„Nie rdzewieje” debiut Gochy Pawlak to dosyć odważna książka o kobietach nieheteroseksualnych. To historia o poszukiwaniu swojego miejsca na ziemi.
Magda po latach wraca do rodzinnego Sosnowca, by spotkać się z dawnymi przyjaciółmi i swoją pierwszą miłością, o której pomimo upływu czasu nie potrafi zapomnieć. Wyrusza dobrze sobie znanymi drogami i wraca do przeszłości, starając się uporządkować swoje życie. Dorosła już kobieta, pisząca o lesbijkach zadaje sobie pytanie, czy rzeczywiście stara miłość nie rdzewieje?
Miłość – jest wielowymiarowa, jej poszukiwanie i pragnienie dotyczy nas wszystkich, małych, dużych, kobiet i mężczyzn, każdy potrzebuje mieć osobę, która po ciężkim dniu w pracy, w szkole, po prostu przy nas będzie, przytuli, a gdy potrzeba wesprze dobrym słowem.
Czy miłość ma płeć ? W dzisiejszych czasach coraz głośniej mówi się o osobach nieheteroseksualnych i pomału przestaje to szokować. Czy jest społecznie akceptowalne? Na podstawie wywiadów, anegdot, którymi przeplatane są rozdziały, autorka uzmysławia nam, że wciąż nie, że kobiety, mężczyźni w Polsce są postrzegani stereotypowo i często mają problem z „coming outem”.

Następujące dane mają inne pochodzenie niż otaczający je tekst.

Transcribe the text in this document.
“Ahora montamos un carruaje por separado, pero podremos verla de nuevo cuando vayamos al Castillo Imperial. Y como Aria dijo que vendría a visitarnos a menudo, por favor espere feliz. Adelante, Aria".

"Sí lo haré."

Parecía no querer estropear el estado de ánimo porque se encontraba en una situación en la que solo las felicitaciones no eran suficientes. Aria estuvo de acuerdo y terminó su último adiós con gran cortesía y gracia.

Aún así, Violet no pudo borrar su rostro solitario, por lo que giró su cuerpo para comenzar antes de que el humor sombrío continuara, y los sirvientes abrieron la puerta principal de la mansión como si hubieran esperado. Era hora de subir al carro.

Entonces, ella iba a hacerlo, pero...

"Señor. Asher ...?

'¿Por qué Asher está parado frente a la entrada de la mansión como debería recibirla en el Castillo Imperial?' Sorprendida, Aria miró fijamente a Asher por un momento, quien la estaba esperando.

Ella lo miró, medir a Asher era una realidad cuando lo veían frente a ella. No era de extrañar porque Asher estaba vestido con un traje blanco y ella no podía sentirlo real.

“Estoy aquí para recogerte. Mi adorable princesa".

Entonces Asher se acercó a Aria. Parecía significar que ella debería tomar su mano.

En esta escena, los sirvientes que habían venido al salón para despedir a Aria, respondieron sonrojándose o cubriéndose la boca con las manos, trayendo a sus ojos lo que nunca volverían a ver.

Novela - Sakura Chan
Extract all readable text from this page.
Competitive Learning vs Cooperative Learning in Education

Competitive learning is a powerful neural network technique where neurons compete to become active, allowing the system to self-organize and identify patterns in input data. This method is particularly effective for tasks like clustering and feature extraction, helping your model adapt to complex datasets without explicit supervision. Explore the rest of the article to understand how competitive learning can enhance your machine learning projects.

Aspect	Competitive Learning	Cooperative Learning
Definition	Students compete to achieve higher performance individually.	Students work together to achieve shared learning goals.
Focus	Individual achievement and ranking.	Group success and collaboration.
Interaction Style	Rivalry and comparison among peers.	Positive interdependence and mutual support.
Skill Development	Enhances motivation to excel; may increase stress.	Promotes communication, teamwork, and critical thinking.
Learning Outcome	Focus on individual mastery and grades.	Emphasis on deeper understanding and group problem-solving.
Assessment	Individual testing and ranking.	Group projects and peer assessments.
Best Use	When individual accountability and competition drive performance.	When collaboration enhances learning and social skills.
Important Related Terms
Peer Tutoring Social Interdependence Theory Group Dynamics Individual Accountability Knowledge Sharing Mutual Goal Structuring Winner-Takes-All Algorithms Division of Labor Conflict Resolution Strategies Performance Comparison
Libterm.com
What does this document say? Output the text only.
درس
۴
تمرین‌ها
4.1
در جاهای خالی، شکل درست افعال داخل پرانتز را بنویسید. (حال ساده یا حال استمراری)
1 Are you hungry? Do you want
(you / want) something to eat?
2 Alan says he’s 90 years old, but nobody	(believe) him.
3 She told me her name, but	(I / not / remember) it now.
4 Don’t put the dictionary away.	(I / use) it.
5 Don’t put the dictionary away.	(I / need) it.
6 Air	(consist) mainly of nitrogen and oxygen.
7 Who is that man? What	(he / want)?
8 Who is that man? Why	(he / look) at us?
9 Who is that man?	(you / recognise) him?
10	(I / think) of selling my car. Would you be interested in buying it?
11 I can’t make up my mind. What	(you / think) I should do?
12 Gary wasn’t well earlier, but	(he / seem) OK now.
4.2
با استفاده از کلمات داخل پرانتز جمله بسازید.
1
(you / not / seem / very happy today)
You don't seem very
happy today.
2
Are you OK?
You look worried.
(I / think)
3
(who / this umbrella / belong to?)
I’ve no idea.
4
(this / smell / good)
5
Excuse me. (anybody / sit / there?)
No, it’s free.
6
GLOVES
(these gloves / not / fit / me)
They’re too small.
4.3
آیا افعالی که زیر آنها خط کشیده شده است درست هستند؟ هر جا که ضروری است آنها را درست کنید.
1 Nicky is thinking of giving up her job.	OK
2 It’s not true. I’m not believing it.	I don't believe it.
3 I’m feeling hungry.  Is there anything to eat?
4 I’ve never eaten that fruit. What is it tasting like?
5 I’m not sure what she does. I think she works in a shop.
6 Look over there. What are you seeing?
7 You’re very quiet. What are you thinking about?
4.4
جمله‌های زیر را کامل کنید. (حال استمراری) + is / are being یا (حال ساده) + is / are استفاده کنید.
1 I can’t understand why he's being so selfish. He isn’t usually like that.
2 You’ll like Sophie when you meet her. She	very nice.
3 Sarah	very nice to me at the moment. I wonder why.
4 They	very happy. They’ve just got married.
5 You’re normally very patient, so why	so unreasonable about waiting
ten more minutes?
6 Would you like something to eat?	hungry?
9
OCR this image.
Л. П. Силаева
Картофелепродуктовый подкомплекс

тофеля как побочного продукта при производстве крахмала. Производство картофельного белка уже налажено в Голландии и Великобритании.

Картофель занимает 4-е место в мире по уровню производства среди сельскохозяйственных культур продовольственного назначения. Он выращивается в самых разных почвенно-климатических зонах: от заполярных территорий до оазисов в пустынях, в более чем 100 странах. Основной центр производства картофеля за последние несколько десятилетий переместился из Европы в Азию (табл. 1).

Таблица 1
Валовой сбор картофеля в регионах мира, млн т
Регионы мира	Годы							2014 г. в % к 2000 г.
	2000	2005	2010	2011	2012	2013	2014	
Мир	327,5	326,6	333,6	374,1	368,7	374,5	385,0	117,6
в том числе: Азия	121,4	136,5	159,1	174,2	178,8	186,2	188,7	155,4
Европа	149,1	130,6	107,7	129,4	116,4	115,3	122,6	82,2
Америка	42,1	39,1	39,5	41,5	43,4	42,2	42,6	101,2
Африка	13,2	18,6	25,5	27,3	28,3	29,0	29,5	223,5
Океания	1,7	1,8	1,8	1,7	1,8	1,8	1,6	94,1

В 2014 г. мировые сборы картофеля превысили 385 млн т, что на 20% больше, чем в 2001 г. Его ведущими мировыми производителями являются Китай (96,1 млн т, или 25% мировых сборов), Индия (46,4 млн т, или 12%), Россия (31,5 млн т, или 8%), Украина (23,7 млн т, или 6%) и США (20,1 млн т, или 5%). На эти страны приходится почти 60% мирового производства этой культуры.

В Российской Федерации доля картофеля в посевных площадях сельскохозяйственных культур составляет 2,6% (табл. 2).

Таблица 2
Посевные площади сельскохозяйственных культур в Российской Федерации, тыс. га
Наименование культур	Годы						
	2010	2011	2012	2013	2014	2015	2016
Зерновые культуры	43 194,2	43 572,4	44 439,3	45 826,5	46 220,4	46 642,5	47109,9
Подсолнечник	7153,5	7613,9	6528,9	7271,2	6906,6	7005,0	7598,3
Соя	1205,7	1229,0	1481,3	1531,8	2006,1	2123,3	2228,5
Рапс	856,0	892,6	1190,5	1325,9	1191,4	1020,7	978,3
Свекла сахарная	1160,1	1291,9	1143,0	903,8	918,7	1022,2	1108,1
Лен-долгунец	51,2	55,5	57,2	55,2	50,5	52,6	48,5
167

W moim odczuciu książka nie była zła, ale z całą pewnością nie jest dla wszystkich. Miałam też wrażenie, że przez „przerywniki”, jakimi były wtrącenia różnych wpisów z Tindera, w książkę wkrada się lekki chaos. Mnie osobiście wybijało to z rytmu.
„Nie rdzewieje” nie trafiła w moje czytelnicze gusta, ale to nie znaczy, że Wam nie może się spodobać. O tym musicie przekonać się sami 😊
Dziękuję Wydawnictwu Książnica za egzemplarz do recenzji.